Remember, everyone in the pipeline can see it. -
Turn off notifications if you’re getting spammed.
It’s easy to tune out real updates if you’re buried in irrelevant pings.
Step 5: Review and Clean Up Regularly
Shared pipelines and notes aren’t “set it and forget it.” Every few weeks, spend 15 minutes as a team:
- Archive dead deals.
Don’t let the pipeline get clogged with stuff that’s not going anywhere. - Update stale notes.
If you see a deal with no activity in a month, check in or mark it as lost. - Ask the team what’s working (and what’s not).
If nobody’s using notes, figure out why. Maybe they’re too hard to find, or people need a reminder.
What Works, What Doesn’t, and What to Ignore
What works: - Keeping things simple. - Making pipeline updates part of the daily/weekly routine. - Clear, specific notes—no novels.
What doesn’t: - Overcomplicating your pipeline with dozens of stages. - Assuming people “just know” where things stand. - Treating notes as a CYA dump (no one will read them).
What to ignore: - Fancy features you don’t need yet. Use the basics until you have a real pain point. - Pressure to get everyone in the org using the tool. Start with your core team.

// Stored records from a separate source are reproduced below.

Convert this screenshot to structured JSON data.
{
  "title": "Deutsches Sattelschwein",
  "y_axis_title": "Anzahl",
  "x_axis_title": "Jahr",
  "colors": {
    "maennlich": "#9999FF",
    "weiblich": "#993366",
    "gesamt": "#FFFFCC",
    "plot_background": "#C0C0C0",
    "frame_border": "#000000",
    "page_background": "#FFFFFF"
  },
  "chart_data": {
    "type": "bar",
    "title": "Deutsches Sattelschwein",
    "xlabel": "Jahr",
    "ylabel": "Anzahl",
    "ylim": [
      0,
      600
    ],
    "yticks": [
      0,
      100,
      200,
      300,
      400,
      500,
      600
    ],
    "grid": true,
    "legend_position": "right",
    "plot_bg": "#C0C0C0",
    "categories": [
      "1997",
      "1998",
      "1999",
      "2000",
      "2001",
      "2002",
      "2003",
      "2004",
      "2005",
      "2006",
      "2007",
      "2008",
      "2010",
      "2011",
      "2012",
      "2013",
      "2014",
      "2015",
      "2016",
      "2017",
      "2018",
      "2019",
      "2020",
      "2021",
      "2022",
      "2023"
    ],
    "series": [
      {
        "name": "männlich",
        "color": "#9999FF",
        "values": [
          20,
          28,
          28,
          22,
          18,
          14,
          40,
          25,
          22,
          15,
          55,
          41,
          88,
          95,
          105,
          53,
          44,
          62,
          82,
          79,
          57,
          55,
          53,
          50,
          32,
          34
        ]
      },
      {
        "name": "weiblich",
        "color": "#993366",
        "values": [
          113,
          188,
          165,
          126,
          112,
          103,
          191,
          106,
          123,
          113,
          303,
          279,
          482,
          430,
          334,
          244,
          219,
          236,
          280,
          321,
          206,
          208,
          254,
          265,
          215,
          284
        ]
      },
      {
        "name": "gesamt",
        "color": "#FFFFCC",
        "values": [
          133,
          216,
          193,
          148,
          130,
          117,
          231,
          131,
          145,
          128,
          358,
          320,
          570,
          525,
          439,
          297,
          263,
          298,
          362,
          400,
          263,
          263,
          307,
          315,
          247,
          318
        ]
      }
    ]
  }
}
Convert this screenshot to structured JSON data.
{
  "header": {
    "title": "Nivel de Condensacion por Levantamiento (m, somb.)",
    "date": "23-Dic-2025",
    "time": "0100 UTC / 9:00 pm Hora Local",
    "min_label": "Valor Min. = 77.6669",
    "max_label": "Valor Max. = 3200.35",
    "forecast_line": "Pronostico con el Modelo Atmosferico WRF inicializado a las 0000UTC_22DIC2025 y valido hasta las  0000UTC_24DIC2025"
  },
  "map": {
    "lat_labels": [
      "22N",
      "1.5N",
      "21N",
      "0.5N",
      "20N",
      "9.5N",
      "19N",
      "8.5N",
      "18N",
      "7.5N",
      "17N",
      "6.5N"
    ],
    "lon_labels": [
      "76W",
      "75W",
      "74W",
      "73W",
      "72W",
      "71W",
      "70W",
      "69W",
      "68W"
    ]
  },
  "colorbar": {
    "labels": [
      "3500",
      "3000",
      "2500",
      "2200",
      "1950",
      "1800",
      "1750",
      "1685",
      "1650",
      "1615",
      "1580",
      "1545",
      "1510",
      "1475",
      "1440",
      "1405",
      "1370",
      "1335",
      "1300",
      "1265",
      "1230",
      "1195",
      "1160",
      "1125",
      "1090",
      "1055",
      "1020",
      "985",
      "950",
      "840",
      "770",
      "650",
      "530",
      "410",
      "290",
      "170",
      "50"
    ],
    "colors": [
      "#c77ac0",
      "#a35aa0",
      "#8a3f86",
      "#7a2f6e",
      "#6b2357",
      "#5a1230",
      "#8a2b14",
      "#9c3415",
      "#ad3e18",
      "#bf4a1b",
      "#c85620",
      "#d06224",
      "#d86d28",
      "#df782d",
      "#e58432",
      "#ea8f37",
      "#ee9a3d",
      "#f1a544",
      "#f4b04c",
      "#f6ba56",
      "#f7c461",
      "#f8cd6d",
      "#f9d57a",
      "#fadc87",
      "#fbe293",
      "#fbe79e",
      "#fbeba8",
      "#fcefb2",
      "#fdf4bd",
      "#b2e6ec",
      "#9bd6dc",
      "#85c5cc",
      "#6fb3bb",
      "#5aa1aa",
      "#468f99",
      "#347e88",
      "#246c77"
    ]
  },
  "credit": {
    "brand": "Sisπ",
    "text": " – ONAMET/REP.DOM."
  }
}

Wrapping Up: Keep It Simple, Iterate as You Go
Collaboration in sales is hard enough on its own. Shared pipelines and notes in Salesforge are there to help—if you keep it simple and actually use them. Don’t build the “perfect” system on day one. Start with the basics, clean up as you go, and ask your team what’s actually helpful. You’ll save time, skip the chaos, and maybe even close a few more deals along the way.